A federal judge on Thursday approved Enron Corp's plan to reorganise its debts, paving the way for the failed energy trading giant to emerge from bankruptcy protection before the end of this year.
More than 2-1/2 years after the Houston company collapsed amid questions about its financial reporting, US Bankruptcy Judge Arthur Gonzalez confirmed the plan as expected. The majority of Enron's creditors had signed off on the plan in recent months.
"People have been waiting a long time for this to be over. (The confirmation) gives them a little closure and lets them see what's left of the company." said Nancy Rapoport, a dean and professor at University of Houston Law Center.
Under the judge's ruling, the plan will become effective by the end of the year. However no firm date was set. Enron Chief Executive Stephen Cooper in a statement said several tax and change-of-control issues need to be resolved before creditors can begin receiving proceeds under the plan. The company intends to resolve these issues "as expeditiously as possible," he said.

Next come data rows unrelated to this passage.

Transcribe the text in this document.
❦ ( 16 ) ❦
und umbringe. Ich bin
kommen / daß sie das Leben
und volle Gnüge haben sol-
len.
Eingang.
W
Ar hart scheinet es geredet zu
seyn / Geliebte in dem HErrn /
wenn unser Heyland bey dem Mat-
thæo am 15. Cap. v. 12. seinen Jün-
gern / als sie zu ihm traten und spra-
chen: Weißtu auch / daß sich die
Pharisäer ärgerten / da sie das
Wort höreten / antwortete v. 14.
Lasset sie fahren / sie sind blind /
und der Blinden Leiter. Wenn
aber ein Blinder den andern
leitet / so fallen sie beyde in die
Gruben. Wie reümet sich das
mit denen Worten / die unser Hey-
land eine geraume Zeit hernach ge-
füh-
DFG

When it completes negotiations with its creditors, Cooper expects Enron to face $63 billion in claims, against which $12 billion in cash and equity assets will be distributed - an overall recovery rate of about 19 percent.

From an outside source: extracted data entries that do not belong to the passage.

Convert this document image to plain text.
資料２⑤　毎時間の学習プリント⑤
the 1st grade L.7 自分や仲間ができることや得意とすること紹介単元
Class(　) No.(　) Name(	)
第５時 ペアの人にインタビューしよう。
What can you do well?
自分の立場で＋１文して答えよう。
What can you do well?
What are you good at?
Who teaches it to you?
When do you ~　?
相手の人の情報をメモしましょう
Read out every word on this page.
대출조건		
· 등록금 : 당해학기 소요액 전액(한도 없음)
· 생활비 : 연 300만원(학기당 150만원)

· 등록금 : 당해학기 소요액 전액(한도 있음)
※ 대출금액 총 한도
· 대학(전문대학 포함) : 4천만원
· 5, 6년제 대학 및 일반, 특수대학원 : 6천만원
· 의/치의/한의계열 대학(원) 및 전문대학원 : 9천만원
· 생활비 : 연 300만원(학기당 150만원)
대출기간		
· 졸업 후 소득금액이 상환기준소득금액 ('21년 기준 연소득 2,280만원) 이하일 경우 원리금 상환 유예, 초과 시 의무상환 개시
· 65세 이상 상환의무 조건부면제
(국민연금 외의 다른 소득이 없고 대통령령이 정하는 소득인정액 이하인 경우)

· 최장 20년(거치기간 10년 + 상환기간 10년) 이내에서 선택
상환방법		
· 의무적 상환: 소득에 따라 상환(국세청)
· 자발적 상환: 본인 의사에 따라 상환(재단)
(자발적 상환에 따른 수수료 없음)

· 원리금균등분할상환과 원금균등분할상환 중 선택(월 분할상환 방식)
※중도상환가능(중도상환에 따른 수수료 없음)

Enron creditors would receive about 92 percent of their recoveries in cash and 8 percent as equity in certain assets.
The company calculated that creditors to its largest units, such as Enron North America, would get about 18 cents to 22 cents on the dollar.
Yet the Enron that emerges from court will be a mere shadow of its former self. Its crown jewel US pipeline assets, repackaged as CrossCountry Energy Corp, and its Oregon utility Portland General Electric will be acquired in coming months for a combined $4.7 billion in cash and assume debt.
Meanwhile the energy-trading business it once dominated is now controlled by better-capitalised Wall Street firms. Enron even vacated its soaring glass towers in downtown Houston for cheaper digs.